Tamborilo os dedos pelo copo de cerveja ao ritmo de um samba antigo. Ela é linda. Tem um olhar triste, resignado, tal qual o sol que se levanta aqui quase todos os dias, meio tímido, embolorado pela fumaça, pelo ar cinza. A culpa é do Cristo, sempre de costas. Tenho esta certeza desde guri. Tento lhe dizer. A cidade só é boa pra onde o Cristo olha. Ela sorri. Quer contar das coisas que viu. Passou uma temporada em Bilbao. Graças ao Lula, faz questão de frisar. Até concordo, mas digo que as coisas já não estão tão boas como antes. O garçom traz mais uma garrafa de Estrella Galicia.

Quando você tomaria uma dessas aqui? Questiona. Os olhos parecem se acender de uma malícia. Ela tem um gingado como os que só há por essas bandas. Domingo vai aos cultos, na sexta não perde a roda de samba.

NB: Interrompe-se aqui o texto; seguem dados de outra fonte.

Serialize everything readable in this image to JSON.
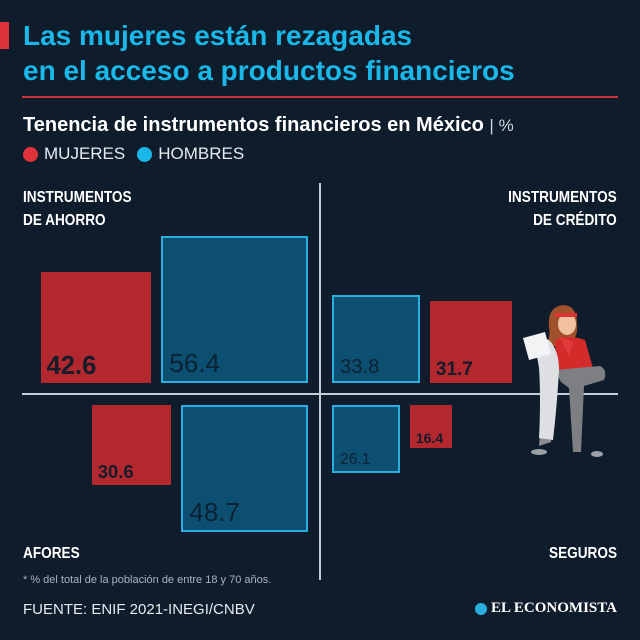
{
  "title_lines": [
    "Las mujeres están rezagadas",
    "en el acceso a productos financieros"
  ],
  "subtitle": "Tenencia de instrumentos financieros en México",
  "unit": "%",
  "colors": {
    "mujeres": "#b3282f",
    "hombres": "#0d4f70",
    "hombres_border": "#2aaee0",
    "title": "#1ab8e8",
    "background": "#0f1c2c"
  },
  "chart_data": {
    "type": "bar",
    "title": "Tenencia de instrumentos financieros en México",
    "unit": "%",
    "legend": [
      {
        "name": "MUJERES",
        "color": "#e0323a"
      },
      {
        "name": "HOMBRES",
        "color": "#1ab8e8"
      }
    ],
    "legend_placement": "top-left",
    "encoding": "square side proportional to value",
    "categories": [
      {
        "label": [
          "INSTRUMENTOS",
          "DE AHORRO"
        ],
        "quadrant": "top-left"
      },
      {
        "label": [
          "INSTRUMENTOS",
          "DE CRÉDITO"
        ],
        "quadrant": "top-right"
      },
      {
        "label": [
          "AFORES"
        ],
        "quadrant": "bottom-left"
      },
      {
        "label": [
          "SEGUROS"
        ],
        "quadrant": "bottom-right"
      }
    ],
    "series": [
      {
        "name": "MUJERES",
        "values": [
          42.6,
          31.7,
          30.6,
          16.4
        ],
        "labels": [
          "42.6",
          "31.7",
          "30.6",
          "16.4"
        ]
      },
      {
        "name": "HOMBRES",
        "values": [
          56.4,
          33.8,
          48.7,
          26.1
        ],
        "labels": [
          "56.4",
          "33.8",
          "48.7",
          "26.1"
        ]
      }
    ]
  },
  "footnote": "* % del total de la población de entre 18 y 70 años.",
  "source": "FUENTE: ENIF 2021-INEGI/CNBV",
  "brand": "EL ECONOMISTA"
}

Eu sou um cara de esquerda, sempre fui. Sempre carreguei nos bolsos os livros de Lênin, Marx, Engles, Paulo Freire. Agora me acusam de marxismo cultural. Os caras do bar nunca vão entender. A culpa é do Cristo, sempre de costas. Ela volta a sorrir. Quer me convencer que a vida é boa, que vamos sobreviver à Dilma. Discordo, discordo de tudo, discordo da vida. Não sei quando foi boa. Acho que nem mesmo quando meu pai era vivo.

Foi a polícia — conto pra ela sobre a morte do meu pai. A polícia o confundiu com um traficante. Foi o que disseram. É o que sempre dizem. Ela ensaia um ar melancólico, um ar de pena. Fica ainda mais encantadora. “Uma mulher tem que ter qualquer coisa de triste”, penso no Vinicius. Mas recuso. Pena nunca me ajudou ou comoveu.

Ela volta a sorrir. Argumenta que estou brigado com Deus, por isso essa minha resistência. Diz que preciso perdoar Deus, perdoar a vida. Ora essa, onde já se viu perdoar Deus. Perdoaria caso eu acreditasse nele. Devolvo. Como bom marxista, não acredito em Deus. Ele deu seu filho para expiar nossa culpa — ela tenta me catequizar. O Cristo de costas e a culpa é minha? Sei que meu cinismo a incomoda. Todos pecaram, ela prossegue, todos foram destituídos, por isso Deus mandou seu filho, para perdoar.

Você acredita mesmo na balela de paraíso, serpente, maçã e condenação eterna? Intercalo. Isso é uma metáfora — ela tenta, juro que tenta. Eu não acreditaria num Deus que usa metáforas. Ela se irrita. Sei que estou sendo obtuso. Devo estar duas ou três doses acima da humanidade. Vivo assim há séculos. Um marxista cultural alcoólatra.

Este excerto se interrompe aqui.